O estúdio The Bearded Ladies alcançou um marco técnico em Miasma Chronicles ao representar uma substância alienígena que não apenas flutua no ar, mas também deforma ativamente o cenário. Utilizando Unreal Engine 4, a equipe combinou sistemas de partículas massivos com shaders de deslocamento em tempo real para criar a Miasma, um elemento que atua como um fluido viscoso e corrosivo sobre a geometria estática do mundo pós-apocalíptico. 🎮
Fluxo de trabalho: Maya, Substance Painter e a deformação procedural 🔧
O processo começa no Maya, onde os assets do ambiente são modelados com uma topologia que permite a deformação por vértices. Posteriormente, no Substance Painter, são geradas texturas de máscara (mask maps) que indicam quais zonas do modelo reagirão ao contato com a Miasma. Essas texturas são exportadas para o Unreal Engine 4, onde um material mestre (master material) utiliza um nó World Position Offset para deslocar os vértices em tempo real. A chave está no sistema de partículas: cada partícula de Miasma emite um evento de colisão que ativa um parâmetro no shader, fazendo com que o chão inche, rache ou se dissolva localmente. O resultado é uma interação dinâmica onde o ambiente estático se transforma em uma tela reativa.

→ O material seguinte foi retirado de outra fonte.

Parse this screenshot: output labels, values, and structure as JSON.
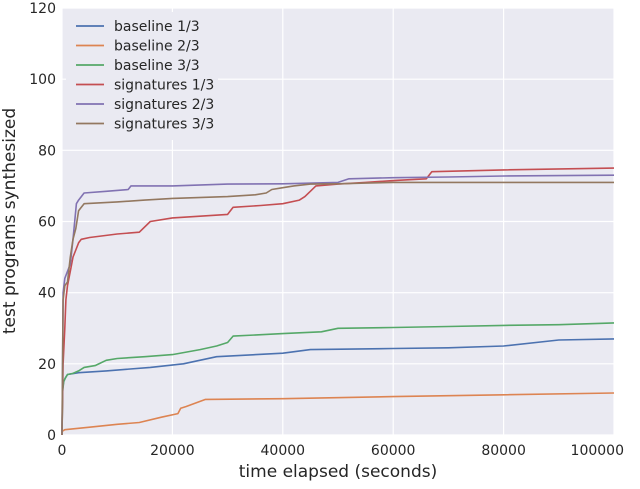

O desafio da Miasma: entre a ilusão e a otimização ⚡
O maior desafio técnico foi equilibrar a densidade de partículas com o desempenho. Cada partícula de Miasma não só requer um cálculo de colisão, mas também deve atualizar o estado de deformação dos vértices afetados. A solução veio através de um sistema de pooling de partículas e um shader que só processa o deslocamento em um raio limitado ao redor do jogador. Essa abordagem demonstra que, para alcançar efeitos visuais convincentes em VFX, a chave não está apenas na potência bruta, mas na inteligência do design técnico que prioriza a interatividade sobre a simulação global.
Como a equipe da The Bearded Ladies consegue que a simulação de partículas em Miasma Chronicles interaja dinamicamente com a geometria do mundo no Unreal Engine 4 sem comprometer o desempenho em tempo real
(PS: Os VFX são como mágica: quando funcionam, ninguém pergunta como; quando falham, todos veem.)